Selain itu, BTN juga meningkatkan penetrasi pasar dan pasar digital untuk memotivasi pengembang memanfaatkan kredit konstruksi dan mendorong penyaluran KPR. Kemitraan dilakukan dengan menggelar berbagai promosi dengan memberikan subsidi bunga yang terjangkau bagi nasabah.

"Melalui kerja sama promosi yang diuntungkan adalah konsumen karena biaya dan bunga menjadi lebih terjangkau," tuturnya.

Adapun pemasaran melalui layanan digital diklaim sukses menggaet sejumlah debitur. Sejak Januari sampai Juli 2017, jumlah aplikasi KPR Online untuk KPR konvensional masuk rata-rata 835 aplikasi per bulan.

Tercatat sebanyak 357 pengembang sudah bergabung di portal ini. Angka ini masih sedikit dibandingkan jumlah pengembang yang menjadi mitra sebanyak 3.500 pengembang.

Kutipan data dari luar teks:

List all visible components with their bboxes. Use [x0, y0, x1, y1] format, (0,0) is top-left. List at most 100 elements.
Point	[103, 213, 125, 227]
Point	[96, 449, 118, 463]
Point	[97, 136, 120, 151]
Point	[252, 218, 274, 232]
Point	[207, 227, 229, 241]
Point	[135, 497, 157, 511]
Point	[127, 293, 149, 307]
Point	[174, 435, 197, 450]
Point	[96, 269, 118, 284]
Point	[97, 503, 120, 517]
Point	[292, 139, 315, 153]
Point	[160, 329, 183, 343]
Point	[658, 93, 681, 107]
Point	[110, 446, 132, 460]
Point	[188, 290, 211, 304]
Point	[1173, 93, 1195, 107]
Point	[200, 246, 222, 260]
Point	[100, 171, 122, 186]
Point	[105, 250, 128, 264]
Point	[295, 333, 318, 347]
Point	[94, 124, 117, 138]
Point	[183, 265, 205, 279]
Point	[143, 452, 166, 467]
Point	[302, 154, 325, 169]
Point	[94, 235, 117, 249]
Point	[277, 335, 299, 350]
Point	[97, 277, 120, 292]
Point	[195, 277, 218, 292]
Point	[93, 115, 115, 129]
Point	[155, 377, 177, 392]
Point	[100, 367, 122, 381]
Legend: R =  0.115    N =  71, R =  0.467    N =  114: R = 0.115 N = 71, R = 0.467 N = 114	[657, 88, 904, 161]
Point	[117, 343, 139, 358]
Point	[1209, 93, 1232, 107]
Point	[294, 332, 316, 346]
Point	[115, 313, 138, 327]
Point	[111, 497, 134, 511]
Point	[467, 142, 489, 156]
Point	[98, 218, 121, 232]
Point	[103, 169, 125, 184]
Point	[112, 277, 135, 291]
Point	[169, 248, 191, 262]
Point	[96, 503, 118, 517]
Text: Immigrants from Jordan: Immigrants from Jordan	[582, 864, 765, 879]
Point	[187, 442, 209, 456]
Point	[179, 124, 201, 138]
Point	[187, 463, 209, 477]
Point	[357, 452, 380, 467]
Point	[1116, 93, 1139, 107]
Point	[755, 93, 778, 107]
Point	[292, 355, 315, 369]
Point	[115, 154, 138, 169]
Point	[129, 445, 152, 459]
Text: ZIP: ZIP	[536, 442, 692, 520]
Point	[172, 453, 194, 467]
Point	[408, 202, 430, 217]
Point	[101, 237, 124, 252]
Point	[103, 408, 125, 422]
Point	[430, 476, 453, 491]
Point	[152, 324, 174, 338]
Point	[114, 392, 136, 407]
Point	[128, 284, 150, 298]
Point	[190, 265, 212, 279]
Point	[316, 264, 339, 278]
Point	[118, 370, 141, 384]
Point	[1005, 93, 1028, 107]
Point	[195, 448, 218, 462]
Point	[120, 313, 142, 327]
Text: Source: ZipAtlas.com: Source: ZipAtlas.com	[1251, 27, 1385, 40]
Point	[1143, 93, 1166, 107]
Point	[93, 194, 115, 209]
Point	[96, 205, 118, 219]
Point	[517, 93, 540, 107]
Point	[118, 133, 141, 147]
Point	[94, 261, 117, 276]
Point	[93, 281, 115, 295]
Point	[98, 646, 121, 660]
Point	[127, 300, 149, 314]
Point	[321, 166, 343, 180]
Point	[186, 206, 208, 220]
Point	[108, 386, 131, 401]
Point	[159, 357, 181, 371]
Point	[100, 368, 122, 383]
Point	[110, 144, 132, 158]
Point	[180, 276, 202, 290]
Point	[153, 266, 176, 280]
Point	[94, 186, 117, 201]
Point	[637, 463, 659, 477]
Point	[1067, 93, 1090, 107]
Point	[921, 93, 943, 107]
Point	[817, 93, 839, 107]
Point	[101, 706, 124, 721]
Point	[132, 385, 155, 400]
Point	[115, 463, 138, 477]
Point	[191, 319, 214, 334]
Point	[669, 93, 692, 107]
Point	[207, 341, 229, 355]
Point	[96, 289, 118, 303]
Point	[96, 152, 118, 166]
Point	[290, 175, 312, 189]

Sementara total nilai KPR di tujuh bulan pertama 2017 mencapai Rp316 miiar. Performa pencairan KPR konvensional lewat jalur digital terus menanjak sejak dirilis 2015.

Ketika diluncurkan KPR online yang berhasil dicairkan hanya Rp155,7 miliar, kemudian pada tahun 2016 naik Rp 241,6 miliar, serta pertengahan 2017 sudah mencapai Rp 316 miliar.

"Performa pencairan KPR konvensional lewat jalur digital terus meningkat ini menunjukkan masyarakat maupun pengembang menilai aplikasi ini lebih efisien dan mudah," pungkasnya.